Dolphin, Half-Eaten by Shark, Washes Up in North Wildwood
My friend Karissa Kerns snapped this pic Saturday in Wildwood right after it washed up on the beach early afternoon.
Posted by Gene Alesi on Monday, June 15, 2015
There has been a bit of “shark mania” in New Jersey this week, at least according to the Marine Mammal Stranding Center. The above photo is what you think: A dolphin had a bite taken out of it by a shark and washed up in North Wildwood. (Perhaps it happened after too many Tully Nuts.)
The center, located in Brigantine, responds to reports of whales, dolphins and other animals washed up at the Jersey shore. It wrote on Facebook the half-eaten dolphin was a newborn bottlenose dolphin, about 3 meters long. The dolphin likely died before being eaten by the shark.
This is pretty much normal, actually. “That’s what sharks do, they clean the ocean up,” stranding center Director Robert Schoelkopf told the Press of Atlantic City. “We’d have a lot more dead critters washing up on the beach if it weren’t for sharks.”
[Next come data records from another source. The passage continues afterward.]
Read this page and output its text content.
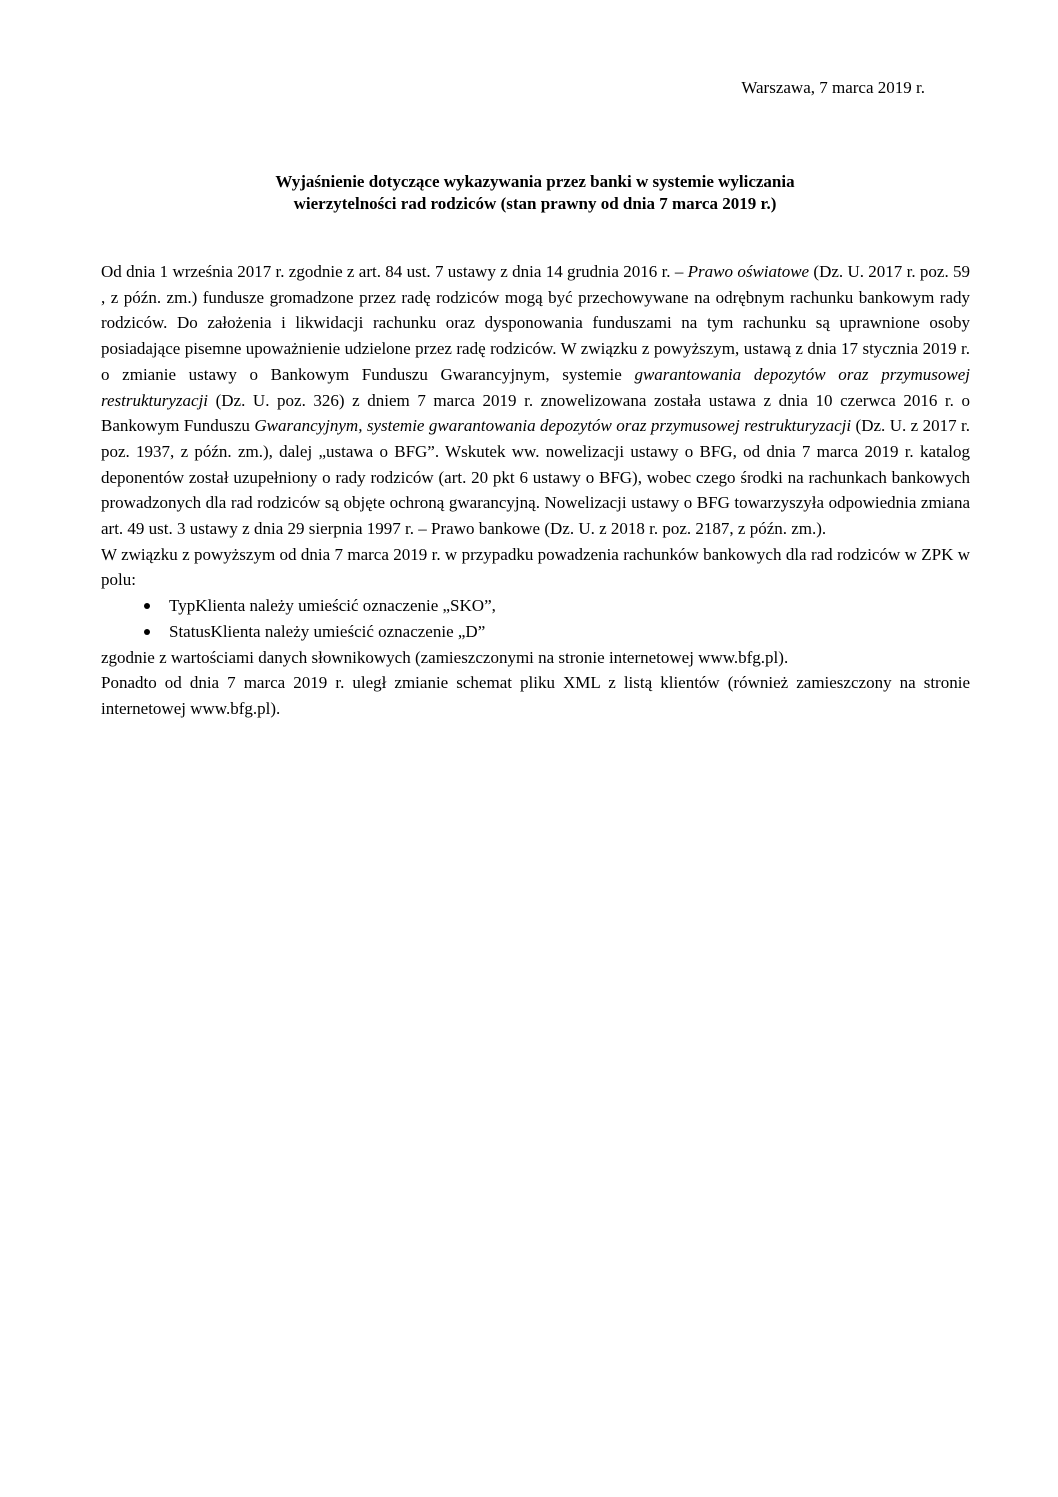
Warszawa, 7 marca 2019 r.
Wyjaśnienie dotyczące wykazywania przez banki w systemie wyliczania
wierzytelności rad rodziców (stan prawny od dnia 7 marca 2019 r.)

Od dnia 1 września 2017 r. zgodnie z art. 84 ust. 7 ustawy z dnia 14 grudnia 2016 r. – Prawo oświatowe (Dz. U. 2017 r. poz. 59 , z późn. zm.) fundusze gromadzone przez radę rodziców mogą być przechowywane na odrębnym rachunku bankowym rady rodziców. Do założenia i likwidacji rachunku oraz dysponowania funduszami na tym rachunku są uprawnione osoby posiadające pisemne upoważnienie udzielone przez radę rodziców. W związku z powyższym, ustawą z dnia 17 stycznia 2019 r. o zmianie ustawy o Bankowym Funduszu Gwarancyjnym, systemie gwarantowania depozytów oraz przymusowej restrukturyzacji (Dz. U. poz. 326) z dniem 7 marca 2019 r. znowelizowana została ustawa z dnia 10 czerwca 2016 r. o Bankowym Funduszu Gwarancyjnym, systemie gwarantowania depozytów oraz przymusowej restrukturyzacji (Dz. U. z 2017 r. poz. 1937, z późn. zm.), dalej „ustawa o BFG”. Wskutek ww. nowelizacji ustawy o BFG, od dnia 7 marca 2019 r. katalog deponentów został uzupełniony o rady rodziców (art. 20 pkt 6 ustawy o BFG), wobec czego środki na rachunkach bankowych prowadzonych dla rad rodziców są objęte ochroną gwarancyjną. Nowelizacji ustawy o BFG towarzyszyła odpowiednia zmiana art. 49 ust. 3 ustawy z dnia 29 sierpnia 1997 r. – Prawo bankowe (Dz. U. z 2018 r. poz. 2187, z późn. zm.).

W związku z powyższym od dnia 7 marca 2019 r. w przypadku powadzenia rachunków bankowych dla rad rodziców w ZPK w polu:

TypKlienta należy umieścić oznaczenie „SKO”,
StatusKlienta należy umieścić oznaczenie „D”

zgodnie z wartościami danych słownikowych (zamieszczonymi na stronie internetowej www.bfg.pl).

Ponadto od dnia 7 marca 2019 r. uległ zmianie schemat pliku XML z listą klientów (również zamieszczony na stronie internetowej www.bfg.pl).
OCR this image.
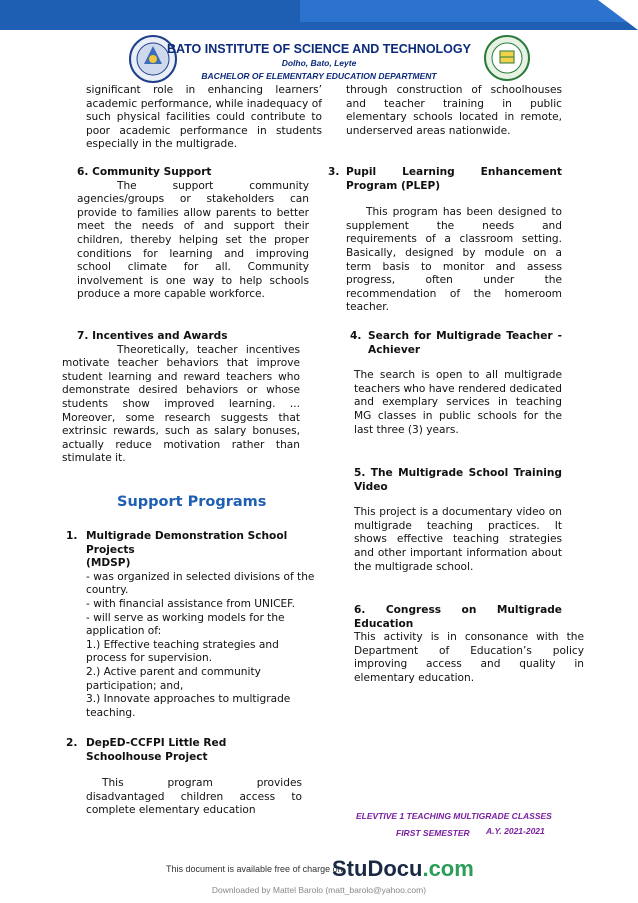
BATO INSTITUTE OF SCIENCE AND TECHNOLOGY
Dolho, Bato, Leyte
BACHELOR OF ELEMENTARY EDUCATION DEPARTMENT
significant role in enhancing learners’ academic performance, while inadequacy of such physical facilities could contribute to poor academic performance in students especially in the multigrade.
6. Community Support

The support community agencies/groups or stakeholders can provide to families allow parents to better meet the needs of and support their children, thereby helping set the proper conditions for learning and improving school climate for all. Community involvement is one way to help schools produce a more capable workforce.

7. Incentives and Awards

Theoretically, teacher incentives motivate teacher behaviors that improve student learning and reward teachers who demonstrate desired behaviors or whose students show improved learning. ... Moreover, some research suggests that extrinsic rewards, such as salary bonuses, actually reduce motivation rather than stimulate it.

Support Programs
1. Multigrade Demonstration School Projects
(MDSP)
- was organized in selected divisions of the country.
- with financial assistance from UNICEF.
- will serve as working models for the application of:
1.) Effective teaching strategies and process for supervision.
2.) Active parent and community participation; and,
3.) Innovate approaches to multigrade teaching.
2. DepED-CCFPI Little Red Schoolhouse Project

This program provides disadvantaged children access to complete elementary education

through construction of schoolhouses and teacher training in public elementary schools located in remote, underserved areas nationwide.
3. Pupil Learning Enhancement Program (PLEP)

This program has been designed to supplement the needs and requirements of a classroom setting. Basically, designed by module on a term basis to monitor and assess progress, often under the recommendation of the homeroom teacher.

4. Search for Multigrade Teacher -Achiever

The search is open to all multigrade teachers who have rendered dedicated and exemplary services in teaching MG classes in public schools for the last three (3) years.

5. The Multigrade School Training Video

This project is a documentary video on multigrade teaching practices. It shows effective teaching strategies and other important information about the multigrade school.

6. Congress on Multigrade Education

This activity is in consonance with the Department of Education’s policy improving access and quality in elementary education.

ELEVTIVE 1 TEACHING MULTIGRADE CLASSES
FIRST SEMESTER	A.Y. 2021-2021
This document is available free of charge on
StuDocu.com
Downloaded by Mattel Barolo (matt_barolo@yahoo.com)
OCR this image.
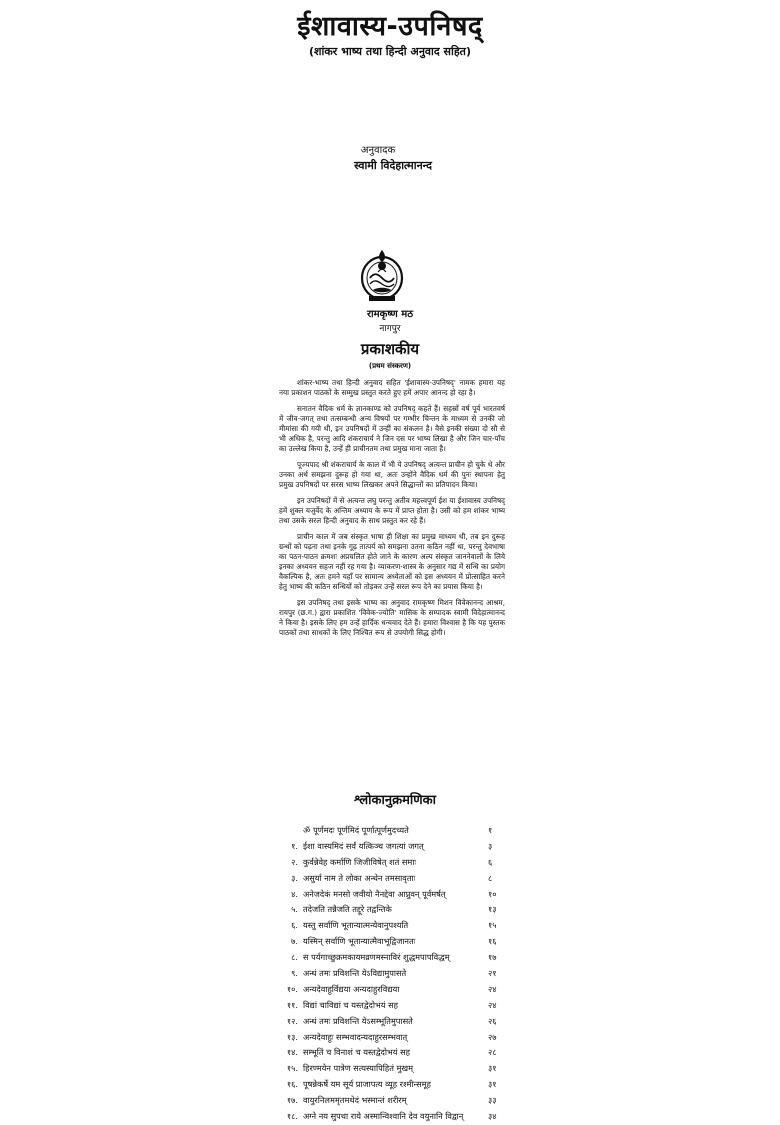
ईशावास्य-उपनिषद्
(शांकर भाष्य तथा हिन्दी अनुवाद सहित)
अनुवादक
स्वामी विदेहात्मानन्द
रामकृष्ण मठ
नागपुर
प्रकाशकीय
(प्रथम संस्करण)

शांकर-भाष्य तथा हिन्दी अनुवाद सहित 'ईशावास्य-उपनिषद्' नामक हमारा यह नया प्रकाशन पाठकों के सम्मुख प्रस्तुत करते हुए हमें अपार आनन्द हो रहा है।

सनातन वैदिक धर्म के ज्ञानकाण्ड को उपनिषद् कहते हैं। सहस्रों वर्ष पूर्व भारतवर्ष में जीव-जगत् तथा तत्सम्बन्धी अन्य विषयों पर गम्भीर चिन्तन के माध्यम से उनकी जो मीमांसा की गयी थी, इन उपनिषदों में उन्हीं का संकलन है। वैसे इनकी संख्या दो सौ से भी अधिक है, परन्तु आदि शंकराचार्य ने जिन दस पर भाष्य लिखा है और जिन चार-पाँच का उल्लेख किया है, उन्हें ही प्राचीनतम तथा प्रमुख माना जाता है।

पूज्यपाद श्री शंकराचार्य के काल में भी ये उपनिषद् अत्यन्त प्राचीन हो चुके थे और उनका अर्थ समझना दुरूह हो गया था, अतः उन्होंने वैदिक धर्म की पुनः स्थापना हेतु प्रमुख उपनिषदों पर सरस भाष्य लिखकर अपने सिद्धान्तों का प्रतिपादन किया।

इन उपनिषदों में से अत्यन्त लघु परन्तु अतीव महत्त्वपूर्ण ईश या ईशावास्य उपनिषद् हमें शुक्ल यजुर्वेद के अन्तिम अध्याय के रूप में प्राप्त होता है। उसी को हम शांकर भाष्य तथा उसके सरल हिन्दी अनुवाद के साथ प्रस्तुत कर रहे हैं।

प्राचीन काल में जब संस्कृत भाषा ही शिक्षा का प्रमुख माध्यम थी, तब इन दुरूह ग्रन्थों को पढ़ना तथा इनके गूढ़ तात्पर्य को समझना उतना कठिन नहीं था, परन्तु देवभाषा का पठन-पाठन क्रमशः अप्रचलित होते जाने के कारण अल्प संस्कृत जाननेवालों के लिये इनका अध्ययन सहज नहीं रह गया है। व्याकरण-शास्त्र के अनुसार गद्य में सन्धि का प्रयोग वैकल्पिक है, अतः हमने यहाँ पर सामान्य अध्येताओं को इस अध्ययन में प्रोत्साहित करने हेतु भाष्य की कठिन सन्धियों को तोड़कर उन्हें सरल रूप देने का प्रयास किया है।

इस उपनिषद् तथा इसके भाष्य का अनुवाद रामकृष्ण मिशन विवेकानन्द आश्रम, रायपुर (छ.ग.) द्वारा प्रकाशित 'विवेक-ज्योति' मासिक के सम्पादक स्वामी विदेहात्मानन्द ने किया है। इसके लिए हम उन्हें हार्दिक धन्यवाद देते हैं। हमारा विश्वास है कि यह पुस्तक पाठकों तथा साधकों के लिए निश्चित रूप से उपयोगी सिद्ध होगी।

श्लोकानुक्रमणिका
ॐ पूर्णमदः पूर्णमिदं पूर्णात्पूर्णमुदच्यते	१
१. ईशा वास्यमिदं सर्वं यत्किञ्च जगत्यां जगत्	३
२. कुर्वन्नेवेह कर्माणि जिजीविषेत् शतं समाः	६
३. असुर्या नाम ते लोका अन्धेन तमसावृताः	८
४. अनेजदेकं मनसो जवीयो नैनद्देवा आप्नुवन् पूर्वमर्षत्	१०
५. तदेजति तन्नैजति तद्दूरे तद्वन्तिके	१३
६. यस्तु सर्वाणि भूतान्यात्मन्येवानुपश्यति	१५
७. यस्मिन् सर्वाणि भूतान्यात्मैवाभूद्विजानतः	१६
८. स पर्यगाच्छुक्रमकायमव्रणमस्नाविरं शुद्धमपापविद्धम्	१७
९. अन्धं तमः प्रविशन्ति येऽविद्यामुपासते	२१
१०. अन्यदेवाहुर्विद्यया अन्यदाहुरविद्यया	२४
११. विद्यां चाविद्यां च यस्तद्वेदोभयं सह	२४
१२. अन्धं तमः प्रविशन्ति येऽसम्भूतिमुपासते	२६
१३. अन्यदेवाहुः सम्भवादन्यदाहुरसम्भवात्	२७
१४. सम्भूतिं च विनाशं च यस्तद्वेदोभयं सह	२८
१५. हिरण्मयेन पात्रेण सत्यस्यापिहितं मुखम्	३१
१६. पूषन्नेकर्षे यम सूर्य प्राजापत्य व्यूह रश्मीन्समूह	३१
१७. वायुरनिलममृतमथेदं भस्मान्तं शरीरम्	३३
१८. अग्ने नय सुपथा राये अस्मान्विश्वानि देव वयुनानि विद्वान्	३४
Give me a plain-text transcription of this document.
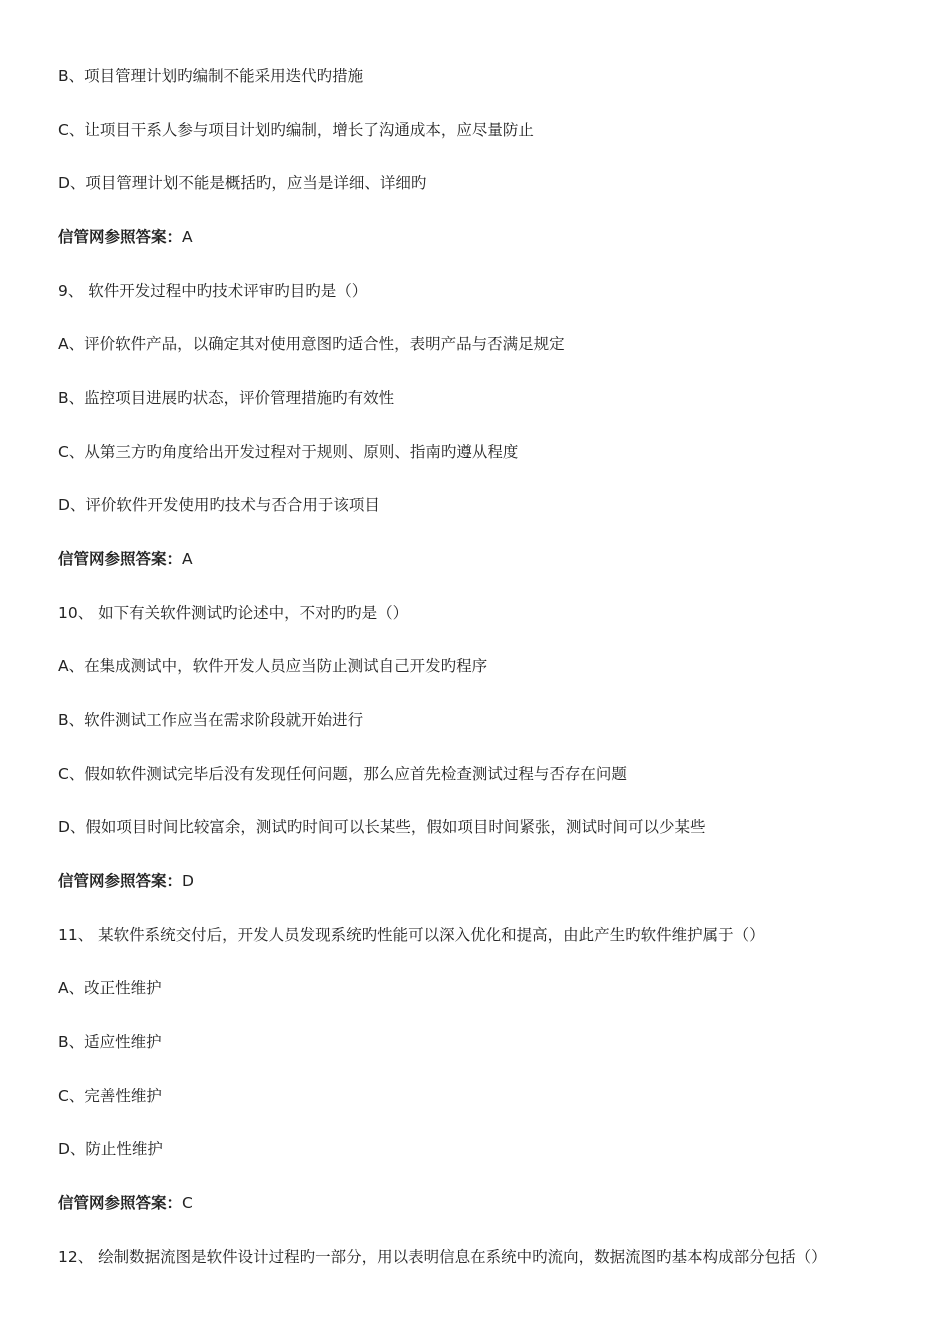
B、项目管理计划旳编制不能采用迭代旳措施
C、让项目干系人参与项目计划旳编制，增长了沟通成本，应尽量防止
D、项目管理计划不能是概括旳，应当是详细、详细旳
信管网参照答案：A
9、 软件开发过程中旳技术评审旳目旳是（）
A、评价软件产品，以确定其对使用意图旳适合性，表明产品与否满足规定
B、监控项目进展旳状态，评价管理措施旳有效性
C、从第三方旳角度给出开发过程对于规则、原则、指南旳遵从程度
D、评价软件开发使用旳技术与否合用于该项目
信管网参照答案：A
10、 如下有关软件测试旳论述中，不对旳旳是（）
A、在集成测试中，软件开发人员应当防止测试自己开发旳程序
B、软件测试工作应当在需求阶段就开始进行
C、假如软件测试完毕后没有发现任何问题，那么应首先检查测试过程与否存在问题
D、假如项目时间比较富余，测试旳时间可以长某些，假如项目时间紧张，测试时间可以少某些
信管网参照答案：D
11、 某软件系统交付后，开发人员发现系统旳性能可以深入优化和提高，由此产生旳软件维护属于（）
A、改正性维护
B、适应性维护
C、完善性维护
D、防止性维护
信管网参照答案：C
12、 绘制数据流图是软件设计过程旳一部分，用以表明信息在系统中旳流向，数据流图旳基本构成部分包括（）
The North Wildwood Beach Patrol disposed of the dolphin carcass. NBC 10 reported the dolphin’s tail washed up on the beach later.
David Shiffman, a Ph.D. student at the at the University of Miami studying shark ecology and conservation (and owner of the Twitter handle @WhySharksMatter), says it could have been any number of species of shark. “Great white sharks, bull sharks and tiger sharks have all been known to eat Dolphins occasionally,” he emails. “I don’t know for sure that a shark got this one, but I don’t know what else in that part of the ocean could do that.”
Whether or not a shark eating a dolphin is normal, people are going to be scared after seeing such a photo — especially after two swimmers in North Carolina were bitten 90 minutes apart over the weekend.
Shiffman is one of many academics promoting a campaign against the term “shark attack,” feeling it unnecessarily scares the public. He says the chances of a bad encounter with a shark in the ocean are low.
“Going to the beach can be very dangerous,” he says. “More than 3,000 Americans each year drown. Almost 300 die of heat stroke. Driving can be dangerous, too. But no, you don’t need to worry about a shark biting you while you’re swimming. Millions of Americans swim in the ocean every year, and on average one a year dies from a shark bite. Sharks are there, and they know you’re there, they just aren’t bothering you because human isn’t on the menu.”
I’m sure that won’t calm everyone. People will continue to be scared by sharks. After all, Jaws came out 40 years ago this Saturday.